Tuesday, September 6, 2016
Bandsaw in Progress
I've been slowly working on building a wooden bandsaw for the last eight months. It's based on the plans by Matthias Wandel. Instead of building it to save the cost of a commercially available bandsaw, we are building it to have a really nice and powerful machine.
Here were the rough douglas fir pieces for the frame:
Matthias said his frame was under 30 lbs. Apparently the douglas fir is denser than the spruce he used since ours was definitely not under 30 lbs. Closer to 50 lbs. This is not a portable machine; I think it will end up at around double the weight of his, and definitely heavier than our cast iron one.
Above, I was turning the wheels. I ground two beater chisels with an ~80 degree included angle and turned it fairly slowly, but I probably had to sharpen them 30 times to finish the wheels. I also used an angle grinder with a flap disc on the (fast) spinning wheels to adjust the crown.
The setup was nicer in ways than my 'real' wood lathe, powered by that shiny new three-phase baldor. Complete with remote switch visible on the right. I thought a 2hp 3~ motor with VFD would be better than a single phase one. In any case it's an upgrade from the open frame 115v 3/4hp motor on our existing bandsaw.
Above is the caliper I made to measure the wheels as I turned them.
Below is where I'm at currently. I've still got to mount the motor, mount the table, and build the blade guides before the saw is usable. The blade guides are lignum vitae for side-to-side movement and a ball bearing for the rear.
You can make out a metal taper pin on the left side of the photo below. This is how I aligned the bearing blocks before and after glue-up. The bearing blocks were turned concentric on the lathe, but that didn't make them more attractive. I was pretty liberal with the glue.

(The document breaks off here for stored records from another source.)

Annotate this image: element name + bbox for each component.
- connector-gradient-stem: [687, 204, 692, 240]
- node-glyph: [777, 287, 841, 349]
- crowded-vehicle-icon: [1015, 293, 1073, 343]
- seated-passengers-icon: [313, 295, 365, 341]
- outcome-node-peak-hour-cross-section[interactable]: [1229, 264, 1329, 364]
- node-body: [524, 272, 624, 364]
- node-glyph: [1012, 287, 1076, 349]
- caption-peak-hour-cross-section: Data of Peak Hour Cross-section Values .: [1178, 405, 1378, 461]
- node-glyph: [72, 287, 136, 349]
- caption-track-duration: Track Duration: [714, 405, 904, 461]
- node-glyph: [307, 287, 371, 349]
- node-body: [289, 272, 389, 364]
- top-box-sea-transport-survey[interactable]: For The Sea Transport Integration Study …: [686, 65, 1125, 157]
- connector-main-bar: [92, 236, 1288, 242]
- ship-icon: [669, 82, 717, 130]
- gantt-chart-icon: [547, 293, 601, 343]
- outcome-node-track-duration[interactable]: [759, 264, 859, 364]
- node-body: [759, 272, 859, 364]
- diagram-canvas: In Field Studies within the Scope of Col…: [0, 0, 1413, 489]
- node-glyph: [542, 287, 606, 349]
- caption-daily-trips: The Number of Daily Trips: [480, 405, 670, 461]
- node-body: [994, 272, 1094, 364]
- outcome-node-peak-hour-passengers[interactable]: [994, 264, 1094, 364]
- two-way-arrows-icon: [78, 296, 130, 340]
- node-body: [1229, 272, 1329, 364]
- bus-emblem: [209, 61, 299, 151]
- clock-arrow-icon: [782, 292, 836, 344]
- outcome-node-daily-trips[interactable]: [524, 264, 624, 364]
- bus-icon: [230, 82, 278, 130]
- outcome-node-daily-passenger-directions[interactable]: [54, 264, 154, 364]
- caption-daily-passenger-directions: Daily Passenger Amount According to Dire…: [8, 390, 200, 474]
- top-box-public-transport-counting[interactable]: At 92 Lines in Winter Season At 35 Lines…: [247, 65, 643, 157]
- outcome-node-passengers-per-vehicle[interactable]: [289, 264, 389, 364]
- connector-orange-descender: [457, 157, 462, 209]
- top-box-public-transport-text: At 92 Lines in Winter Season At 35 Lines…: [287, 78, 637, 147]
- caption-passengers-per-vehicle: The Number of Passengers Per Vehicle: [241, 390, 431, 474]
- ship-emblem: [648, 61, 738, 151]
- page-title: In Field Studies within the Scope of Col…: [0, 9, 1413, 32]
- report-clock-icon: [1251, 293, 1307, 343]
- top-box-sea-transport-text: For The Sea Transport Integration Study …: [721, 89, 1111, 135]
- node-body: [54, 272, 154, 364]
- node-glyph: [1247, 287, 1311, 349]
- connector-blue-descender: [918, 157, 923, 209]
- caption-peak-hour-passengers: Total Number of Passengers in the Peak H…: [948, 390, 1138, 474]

Maybe skill, probably luck: after I mounted the wheels the shaft mounts needed almost no adjustment. A single .006" aluminum shim made the wheels as planar as I can measure. Spinning the wheels forwards or backwards, the blade does not visibly deviate. The tensioner slides very smoothly with no play--wood is pretty forgiving here though. I'll wax it before taking it out on the waves.
Here's the tensioning handle turned of cherry. I'll turn a prettier crank arm someday, but this works for now. I used a 1/2" T-bolt instead of a 3/8" carriage bolt for good luck, and a bronze bushing for the nut to turn on.
The motor will be mounted to a sliding piece, which will tension the belt with a wooden wedge.
I'll try to post more photos when it's up and running, and then again when it's "finished".